Permanently Deleted

  • happybadger [he/him]
    ·
    3 years ago

    I'm trying to get r/modernart off the ground for that reason. Modernism, 1870s-1940s~ in particular, has a lot for socialists and almost nothing for reactionaries (short of surrealism and futurism). Marxist art criticism is deeply rooted in superstructure and critical theory more broadly so there's a lot to engage with. Shitting on bourgeois patrons and academics is a central feature of the period so it's art you can bully people with.

    • TreadOnMe [none/use name]
      ·
      3 years ago

      Short of surrealism and futurism

      Which is incredibly unfortunate because those two things are my favorite forms of art.
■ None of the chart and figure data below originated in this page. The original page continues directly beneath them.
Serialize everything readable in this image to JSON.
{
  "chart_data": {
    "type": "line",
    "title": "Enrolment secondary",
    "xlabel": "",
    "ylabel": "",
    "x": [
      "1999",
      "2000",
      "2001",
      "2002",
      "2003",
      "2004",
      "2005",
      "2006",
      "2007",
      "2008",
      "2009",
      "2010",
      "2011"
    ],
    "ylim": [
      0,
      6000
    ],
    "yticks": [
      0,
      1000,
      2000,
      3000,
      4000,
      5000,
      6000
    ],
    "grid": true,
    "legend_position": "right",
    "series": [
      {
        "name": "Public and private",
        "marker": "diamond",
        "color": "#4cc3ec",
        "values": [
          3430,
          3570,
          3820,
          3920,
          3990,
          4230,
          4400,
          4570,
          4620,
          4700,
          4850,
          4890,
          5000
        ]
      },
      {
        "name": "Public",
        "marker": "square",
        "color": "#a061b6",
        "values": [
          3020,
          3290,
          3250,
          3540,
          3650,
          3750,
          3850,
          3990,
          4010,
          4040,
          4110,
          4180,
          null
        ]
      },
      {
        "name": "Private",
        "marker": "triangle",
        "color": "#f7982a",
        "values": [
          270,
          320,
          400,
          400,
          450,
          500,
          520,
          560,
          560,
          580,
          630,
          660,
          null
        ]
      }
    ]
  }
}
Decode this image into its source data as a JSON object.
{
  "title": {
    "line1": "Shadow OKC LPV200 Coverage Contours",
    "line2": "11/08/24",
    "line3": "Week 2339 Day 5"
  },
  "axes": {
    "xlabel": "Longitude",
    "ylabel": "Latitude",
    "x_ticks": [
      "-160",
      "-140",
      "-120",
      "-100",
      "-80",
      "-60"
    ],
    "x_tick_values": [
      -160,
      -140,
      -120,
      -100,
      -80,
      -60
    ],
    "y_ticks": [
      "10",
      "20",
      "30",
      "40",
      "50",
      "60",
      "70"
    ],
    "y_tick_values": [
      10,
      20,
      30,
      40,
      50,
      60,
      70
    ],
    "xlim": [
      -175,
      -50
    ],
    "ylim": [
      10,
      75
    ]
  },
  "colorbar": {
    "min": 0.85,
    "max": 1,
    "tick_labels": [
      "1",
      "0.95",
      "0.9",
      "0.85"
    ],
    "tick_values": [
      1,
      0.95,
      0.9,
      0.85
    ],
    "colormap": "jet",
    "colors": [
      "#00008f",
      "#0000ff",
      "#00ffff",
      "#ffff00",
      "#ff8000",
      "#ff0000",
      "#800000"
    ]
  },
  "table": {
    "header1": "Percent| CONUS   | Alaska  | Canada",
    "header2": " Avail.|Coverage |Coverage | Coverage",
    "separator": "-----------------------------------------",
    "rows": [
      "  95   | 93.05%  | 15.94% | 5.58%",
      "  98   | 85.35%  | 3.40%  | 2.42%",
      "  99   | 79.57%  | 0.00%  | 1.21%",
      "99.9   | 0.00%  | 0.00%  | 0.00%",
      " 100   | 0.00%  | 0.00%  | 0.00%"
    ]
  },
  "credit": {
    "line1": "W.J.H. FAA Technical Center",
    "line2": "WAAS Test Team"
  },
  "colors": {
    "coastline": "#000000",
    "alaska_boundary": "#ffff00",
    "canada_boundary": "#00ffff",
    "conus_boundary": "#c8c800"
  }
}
      • HamManBad [he/him]
        ·
        edit-2
        3 years ago

        Finding out Salvador Dali was a Francoist :deeper-sadness:

      • happybadger [he/him]
        ·
        3 years ago

        I wish both had better communities. Surrealism fails because it's just empty metaphors/ironic imagery/distorted perspective, like the modernism equivalent of Rick and Morty with all the same appeal to people whose sense of appreciation is somewhere between "holds up spork" and "I recognise the holds up spork reference!". Futurism is little big man syndrome for entire agrarian societies. It's the modern art equivalent of a car magazine with all the same appeal to chuds who equate their masculinity with driving really fast. I've started a few surrealist communities, r/fifthworldproblems and r/sixthworldproblems, which I more or less abandoned within a couple years because they're insect lamps for Nazis. Any other movement is going to require historical perspective or extra dimensions of systems thinking or femininity that they're incapable of.

        Both could be rehabilitated into a left-radical lens but they'll always come up against that messaging wall. Futurism as train worship and solarpunk, surrealism as Tim Heidecker's more absurdist take.